Failure of Venezuela's command economy began before price of oil fell
“God will provide,”said Venezuelan President Nicolás Maduro in his State of the Union speech last Wednesday. Praying is one of the few options left for Maduro, after an unsuccessful international tour of the Middle East, where he lobbied the Saudis to cut oil production and raise the tumbling price of crude.The tendency of the socialist government to blame the US for its woes reflects a lack of understand of how the free market works in the US. They think the government is behind the increased production of US oil, but nothing could be further from the truth. The Obama administration has actually pursued a policy of artificial scarcity on the oil resources it controls, but the part it does not control is where the growth has been. If the US government were serious about destabilizing Venezuela, it would not have delayed the Keystone XL pipeline which would have provided enough Canadian oil to completely offset the imports from Venezuela. The biggest impediment to Venezuela prosperity has been its own government and its ridiculous command economy model.
During a 13-day tour he also visited Russia (twice), China and Portugal, all in a bid to drum up investments and credit. The president did not disclose how much he might have received; instead he spent much of his time framing his trip as an effort to form a bulwark with China, Russia and others against what he considers an American plan to dominate the world.
Before oil prices started to fall this past summer, the country’s inflation was already the highest in the world, at 63.6 percent, and the scarcity index for food and other basic goods remained between 20 to 30 percent. The Central Bank declared the country in recession before 2014 ended.
Maduro, ever since he came to power in April 2013, after president Hugo Chávez died of cancer, has used these grim numbers to portray himself as a victim of an “economic war,” waged both abroad and at home, against his government. He has not taken responsibility for Venezuela’s economic decline.With oil prices down 60 percent since June, fears have escalated in Venezuela, highly dependent on imports, and where everything from medicine, to car parts, to basic foods are becoming harder to find. “The saddest thing is that this is only the beginning,” said Mayra Bravo, after queuing for two hours outside a supermarket in eastern Caracas to buy diapers for her son. “We’re not seeing any type of changes or improvements, and what’s worse is that we’re getting used to this.”

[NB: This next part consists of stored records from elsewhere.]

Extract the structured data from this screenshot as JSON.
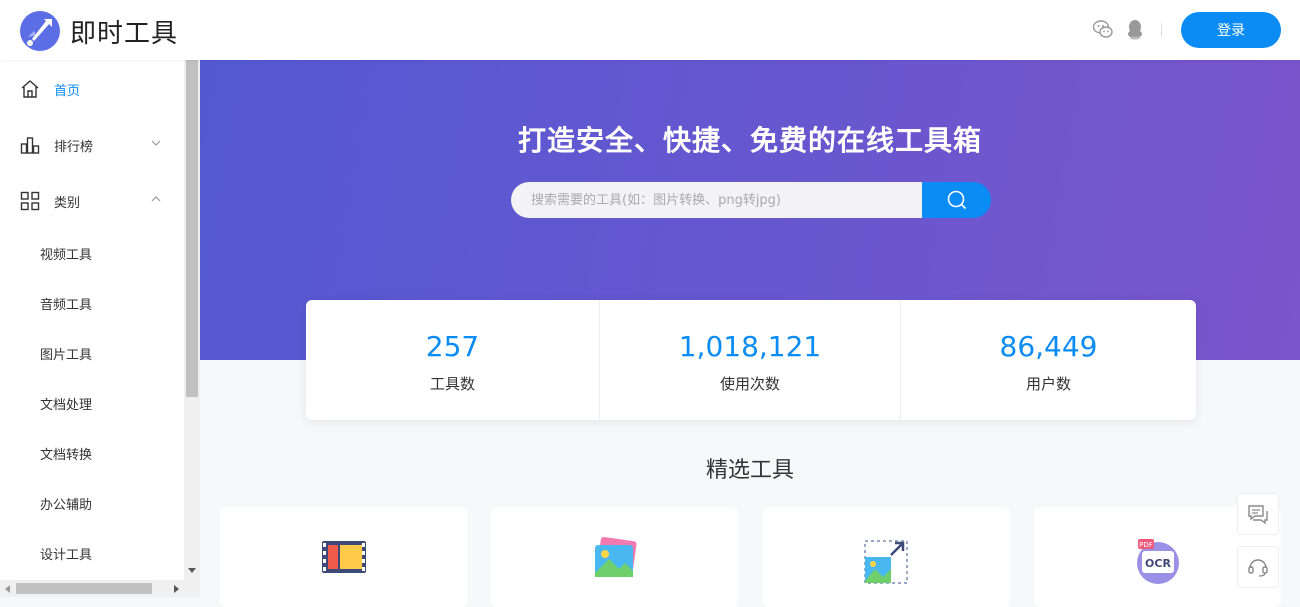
{
  "header": {
    "brand": "即时工具",
    "icons": [
      "wechat-icon",
      "qq-icon"
    ],
    "login_label": "登录"
  },
  "sidebar": {
    "items": [
      {
        "label": "首页",
        "icon": "home-icon",
        "active": true
      },
      {
        "label": "排行榜",
        "icon": "bar-chart-icon",
        "expanded": false
      },
      {
        "label": "类别",
        "icon": "grid-icon",
        "expanded": true
      }
    ],
    "sub_items": [
      "视频工具",
      "音频工具",
      "图片工具",
      "文档处理",
      "文档转换",
      "办公辅助",
      "设计工具"
    ]
  },
  "banner": {
    "slogan": "打造安全、快捷、免费的在线工具箱",
    "search_placeholder": "搜索需要的工具(如：图片转换、png转jpg)"
  },
  "stats": [
    {
      "value": "257",
      "label": "工具数"
    },
    {
      "value": "1,018,121",
      "label": "使用次数"
    },
    {
      "value": "86,449",
      "label": "用户数"
    }
  ],
  "featured": {
    "title": "精选工具",
    "cards": [
      "video-film-icon",
      "image-icon",
      "image-resize-icon",
      "pdf-ocr-icon"
    ]
  },
  "floating": [
    "feedback-icon",
    "customer-service-icon"
  ],
  "colors": {
    "accent": "#0b8cf5",
    "banner_start": "#5459d3",
    "banner_end": "#7a55cb"
  }
}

Locals are not the only ones worried. The Venezuelan government has never missed a payment to foreign creditors, but Wall Street is concerned that a default is on the horizon if oil prices continue to fall. The country earns 96 percent of its export revenue from oil, but state owned Petróleos de Venezuela, or PDVSA, is not only bringing in far less money, but also producing less oil. More than 100,000 barrels a day are exported to Cuba and other Caribbean countries under government to government agreements, and 700,000 barrels, worth $12 billion annually, are used for internal consumption, practically at no cost for Venezuelans. Additionally, the country’s foreign reserves, totaling $21 billion, would only cover two years of bond payments, according to a recent Bloomberg report.